La creación exige la urgencia subjetiva, un cierto nivel de urgencia: no hay creación sin desazón, sin un cierto nivel de angustia, sin que el cuerpo inscriba los signos de esa tensión, el ser se pone en juego con su carne y con su hueso, si me permiten la expresión.

La creación está hecha de repeticiones y hallazgos, de caminos trillados y de irrupciones sorpresivas, de dos pasos hacia delante y de un paso hacia atrás. De vueltas y revueltas alrededor de lago que se busca y huye, que se encuentra pero se desvanece. Tal es su naturaleza. La creación es con el cuerpo. 

Las explicaciones sobre los procesos creativos han tomado dos direcciones básicas: la primera sería de carácter deductivo y consideraría que se trata de un proceso transparente que se puede recorrer por pasos sucesivos y necesarios a imagen y semejanza de la matemática; fueron los ingenieros quienes promovieron estas metodologías como modo de generar los nuevo; su reinado marcó los dos primeros tercios del siglo XX. La segunda, sería más de carácter inductivo, aceptan que una parte del proceso creativo es opáca pero mantienen que hay una correlación necesaria, directa entre la información inicial y los resultados obtenidos. Este modelo promovido desde las ciencias sociales, reina desde el último tercio del siglo XX. 

Estas explicaciones ignoran, no quieren saber 

La función del tiempo en la lógica del acto.

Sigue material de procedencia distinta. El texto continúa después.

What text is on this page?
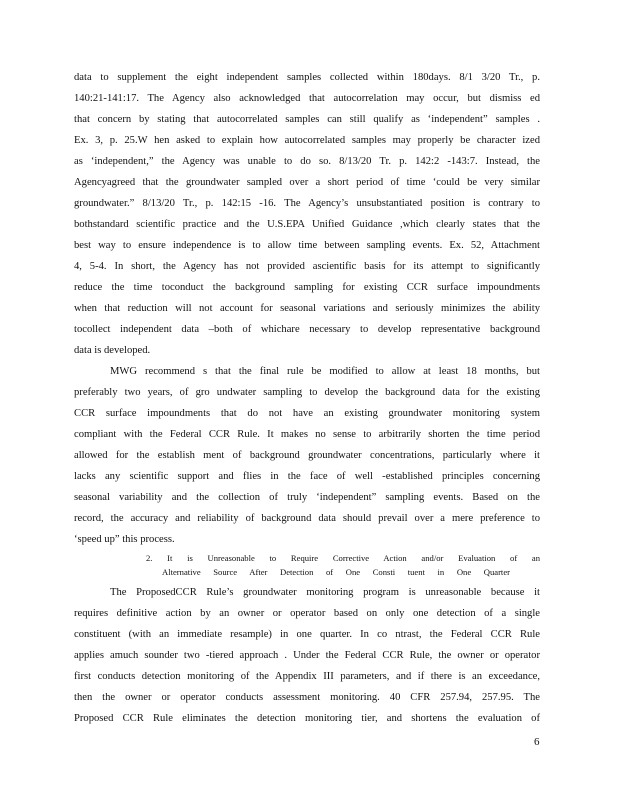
data to supplement the eight independent samples collected within 180days. 8/1 3/20 Tr., p.
140:21-141:17. The Agency also acknowledged that autocorrelation may occur, but dismiss ed
that concern by stating that autocorrelated samples can still qualify as ‘independent” samples .
Ex. 3, p. 25.W hen asked to explain how autocorrelated samples may properly be character ized
as ‘independent,” the Agency was unable to do so. 8/13/20 Tr. p. 142:2 -143:7. Instead, the
Agencyagreed that the groundwater sampled over a short period of time ‘could be very similar
groundwater.” 8/13/20 Tr., p. 142:15 -16. The Agency’s unsubstantiated position is contrary to
bothstandard scientific practice and the U.S.EPA Unified Guidance ,which clearly states that the
best way to ensure independence is to allow time between sampling events. Ex. 52, Attachment
4, 5-4. In short, the Agency has not provided ascientific basis for its attempt to significantly
reduce the time toconduct the background sampling for existing CCR surface impoundments
when that reduction will not account for seasonal variations and seriously minimizes the ability
tocollect independent data –both of whichare necessary to develop representative background
data is developed.
MWG recommend s that the final rule be modified to allow at least 18 months, but
preferably two years, of gro undwater sampling to develop the background data for the existing
CCR surface impoundments that do not have an existing groundwater monitoring system
compliant with the Federal CCR Rule. It makes no sense to arbitrarily shorten the time period
allowed for the establish ment of background groundwater concentrations, particularly where it
lacks any scientific support and flies in the face of well -established principles concerning
seasonal variability and the collection of truly ‘independent” sampling events. Based on the
record, the accuracy and reliability of background data should prevail over a mere preference to
‘speed up” this process.
2. It is Unreasonable to Require Corrective Action and/or Evaluation of an
Alternative Source After Detection of One Consti tuent in One Quarter
The ProposedCCR Rule’s groundwater monitoring program is unreasonable because it
requires definitive action by an owner or operator based on only one detection of a single
constituent (with an immediate resample) in one quarter. In co ntrast, the Federal CCR Rule
applies amuch sounder two -tiered approach . Under the Federal CCR Rule, the owner or operator
first conducts detection monitoring of the Appendix III parameters, and if there is an exceedance,
then the owner or operator conducts assessment monitoring. 40 CFR 257.94, 257.95. The
Proposed CCR Rule eliminates the detection monitoring tier, and shortens the evaluation of
6
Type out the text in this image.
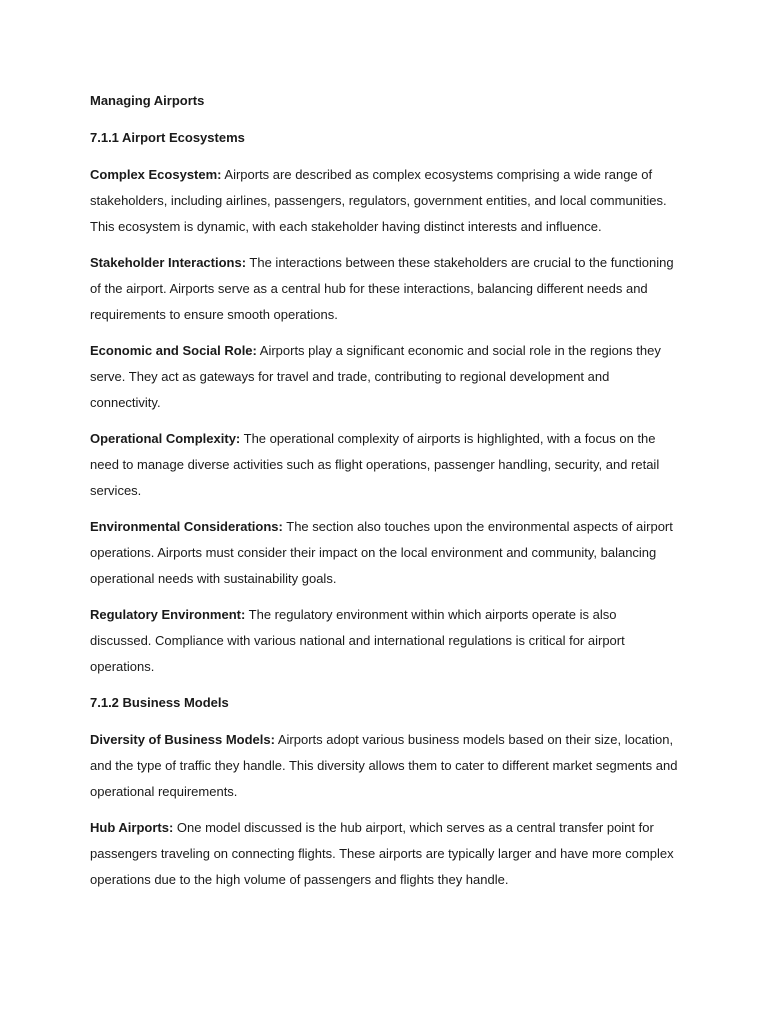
Managing Airports
7.1.1 Airport Ecosystems

Complex Ecosystem: Airports are described as complex ecosystems comprising a wide range of stakeholders, including airlines, passengers, regulators, government entities, and local communities. This ecosystem is dynamic, with each stakeholder having distinct interests and influence.

Stakeholder Interactions: The interactions between these stakeholders are crucial to the functioning of the airport. Airports serve as a central hub for these interactions, balancing different needs and requirements to ensure smooth operations.

Economic and Social Role: Airports play a significant economic and social role in the regions they serve. They act as gateways for travel and trade, contributing to regional development and connectivity.

Operational Complexity: The operational complexity of airports is highlighted, with a focus on the need to manage diverse activities such as flight operations, passenger handling, security, and retail services.

Environmental Considerations: The section also touches upon the environmental aspects of airport operations. Airports must consider their impact on the local environment and community, balancing operational needs with sustainability goals.

Regulatory Environment: The regulatory environment within which airports operate is also discussed. Compliance with various national and international regulations is critical for airport operations.

7.1.2 Business Models

Diversity of Business Models: Airports adopt various business models based on their size, location, and the type of traffic they handle. This diversity allows them to cater to different market segments and operational requirements.

Hub Airports: One model discussed is the hub airport, which serves as a central transfer point for passengers traveling on connecting flights. These airports are typically larger and have more complex operations due to the high volume of passengers and flights they handle.
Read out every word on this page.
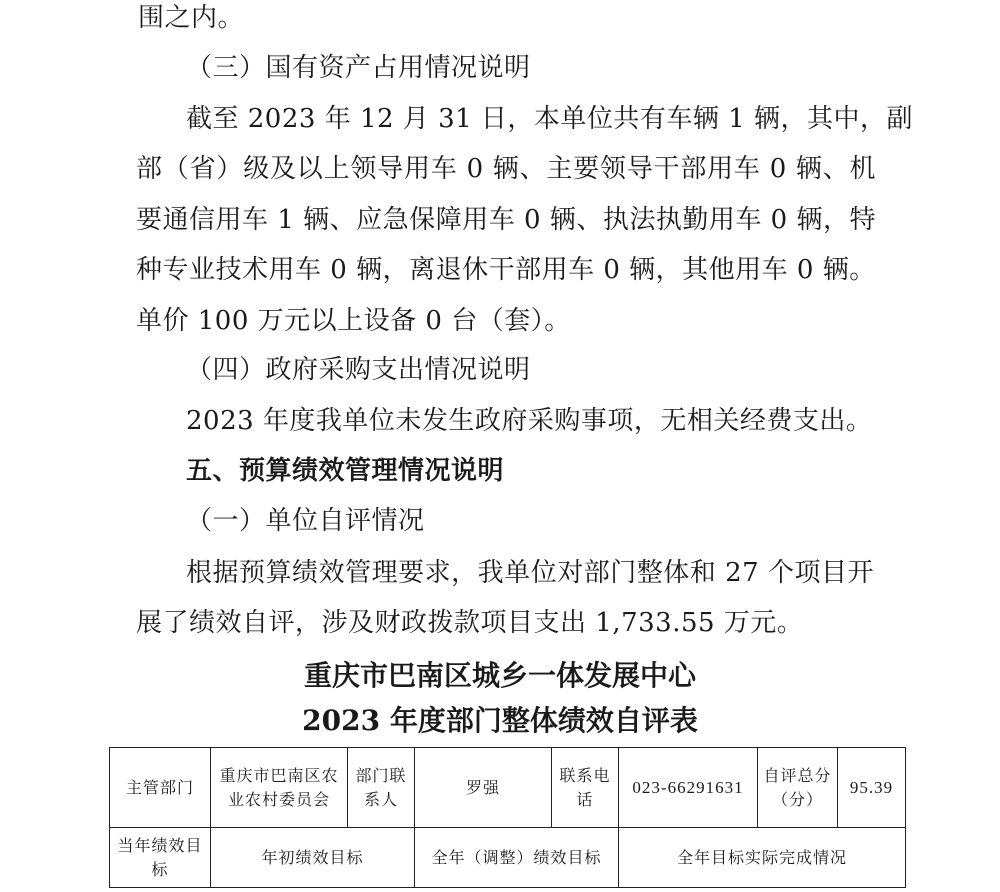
围之内。
（三）国有资产占用情况说明
截至 2023 年 12 月 31 日，本单位共有车辆 1 辆，其中，副
部（省）级及以上领导用车 0 辆、主要领导干部用车 0 辆、机
要通信用车 1 辆、应急保障用车 0 辆、执法执勤用车 0 辆，特
种专业技术用车 0 辆，离退休干部用车 0 辆，其他用车 0 辆。
单价 100 万元以上设备 0 台（套）。
（四）政府采购支出情况说明
2023 年度我单位未发生政府采购事项，无相关经费支出。
五、预算绩效管理情况说明
（一）单位自评情况
根据预算绩效管理要求，我单位对部门整体和 27 个项目开
展了绩效自评，涉及财政拨款项目支出 1,733.55 万元。
重庆市巴南区城乡一体发展中心
2023 年度部门整体绩效自评表
主管部门	重庆市巴南区农业农村委员会	部门联系人	罗强	联系电话	023-66291631	自评总分（分）	95.39
当年绩效目标	年初绩效目标		全年（调整）绩效目标		全年目标实际完成情况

Entre pensamiento y acto solo hay salto

El tiempo de concluir toma siempre una forma precipitada, incluso forzada, externa, si quieren.

Localizar de qué se trata en la maraña de referencias buscadas, de intenciones supuestas, de influencias ignoradas toma la forma de un relámpago, de un instante luminosa que se impone diáfano a la mirada pero que se  apaga en un tiempo de luces y claros que sólo la angustia precipitará. 

La angustia toma dos formas: la angustia que paraliza, que inhibe pero también está la angustia productiva, la que hace hacer la que permite ir más allá de la fascinación por el horror, por la impotencia o por la imposibilidad.